Zum Tod von Bärbel Bohley

14. September 2010

» Gedenkveranstaltung und Trauerfeier für Bärbel Bohley

Von Wolfgang Templin

Es heißt, dass die friedliche Herbstrevolution 1989 in der DDR keine „Köpfe“ hervorgebracht habe. Falscher kann ein Satz nicht sein. Diese Revolution brachte keinen Vaclav Havel und keinen Jacek Kuron hervor, die als Intellektuelle Oppositionelle in Tschechien und Polen lange vorher europäische Namen und Geltung hatten. Es gab Intellektuelle wie Jens Reich und Wolfgang Ullmann, es gab die Volkstribunen der friedlichen Demonstrationen und prägende Persönlichkeiten der Runden Tische.  Zum Symbol dieser stürmischen Wochen und Monate wurde jedoch die Malerin Bärbel Bohley. Geboren im letzten Kriegsjahr 1945 war sie Berlinerin mit Leib und Leben. Sie rebellierte gegen das freiheitsverweigernde, menschenverachtende SED-System mit den Instinkten und der Leidenschaft einer Künstlerin. Ihr standen Menschen vor Augen, die sich der verordneten Lüge und Heuchelei entzogen, die den Mut fanden „Nein“ zu sagen und das wahre Leben im Falschen riskierten. Anders als Robert Havemann, der Altkommunist und spätere Oppositionelle , den sie gut kannte und mit dessen Frau Katja sie eng befreundet war, kämpfte sie sich nicht durch das Gestrüpp der kommunistischen Ideologie und entwarf keine sozialistischen Zukunftsvisionen.

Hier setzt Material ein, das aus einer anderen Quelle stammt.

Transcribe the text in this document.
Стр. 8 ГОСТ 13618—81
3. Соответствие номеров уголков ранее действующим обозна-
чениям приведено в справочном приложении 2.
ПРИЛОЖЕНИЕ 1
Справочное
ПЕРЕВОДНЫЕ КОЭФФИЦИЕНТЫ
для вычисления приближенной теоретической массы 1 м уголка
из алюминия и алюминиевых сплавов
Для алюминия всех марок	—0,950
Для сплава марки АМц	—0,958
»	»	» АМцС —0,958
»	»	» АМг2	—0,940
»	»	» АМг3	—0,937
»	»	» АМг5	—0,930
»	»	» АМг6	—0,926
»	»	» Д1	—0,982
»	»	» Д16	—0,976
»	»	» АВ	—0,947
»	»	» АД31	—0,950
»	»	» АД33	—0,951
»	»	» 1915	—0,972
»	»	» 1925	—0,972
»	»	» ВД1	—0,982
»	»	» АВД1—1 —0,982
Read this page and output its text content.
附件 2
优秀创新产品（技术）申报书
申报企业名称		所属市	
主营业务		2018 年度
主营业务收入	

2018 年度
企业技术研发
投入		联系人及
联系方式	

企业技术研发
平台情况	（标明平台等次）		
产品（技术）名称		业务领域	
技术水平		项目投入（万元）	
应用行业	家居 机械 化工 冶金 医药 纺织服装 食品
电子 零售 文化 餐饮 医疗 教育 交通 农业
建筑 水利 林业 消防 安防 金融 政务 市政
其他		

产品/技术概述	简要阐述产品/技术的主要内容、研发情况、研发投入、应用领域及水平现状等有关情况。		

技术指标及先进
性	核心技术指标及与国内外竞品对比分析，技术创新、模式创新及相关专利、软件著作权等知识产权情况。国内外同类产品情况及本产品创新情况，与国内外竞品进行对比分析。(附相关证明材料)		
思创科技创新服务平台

Bärbel wollte handeln und nicht unendlich diskutieren. Ob es die Gruppe „Frauen für den Frieden“ war, die sie Anfang der achtziger Jahre mit begründete oder die im Herbst 1985 entstandene „Initiative Frieden und Menschenrechte“ (IFM) - immer ging es um Zusammenschlüsse, die eine Furchtschwelle überwanden, einen Tabubruch riskierten. Die „Frauen für den Frieden“ versetzten halb Ostberlin in Aufruhr, wenn sie als Gruppe „Schwarzer Witwen“ das Postamt am Alexanderplatz lahmlegten, weil sie dort gegen die geplante Einführung des Wehrersatzdienstes für Frauen demonstrierte. Da ihr Drang in die Öffentlichkeit nicht an den Grenzen der DDR haltmachte, fanden sie bald Verbündete in der Bundesrepublik, in West- und Osteuropa. Petra Kelly und Eva Quistorp, Lukas Beckmann und Milan Horacek wurden zu solidarischen Weggefährten, lange vor 1989.
Bei den „Frauen für den Frieden“ waren es die phantasievollen Aktionsformen und die erfolgreiche Suche nach internationalen Verbündeten, welche die  SED-Mächtigen in Panik stürzte, bei der „Initiative für Frieden und Menschenrechte“ das selbstbewusste Agieren als Oppositionsgruppe, welche sich auf die Erfahrungen der mittelosteuropäischen Dissidenten berief und den Kontakt zu deren Vertretern fand.  Die Lektion der Solidarność wirkte.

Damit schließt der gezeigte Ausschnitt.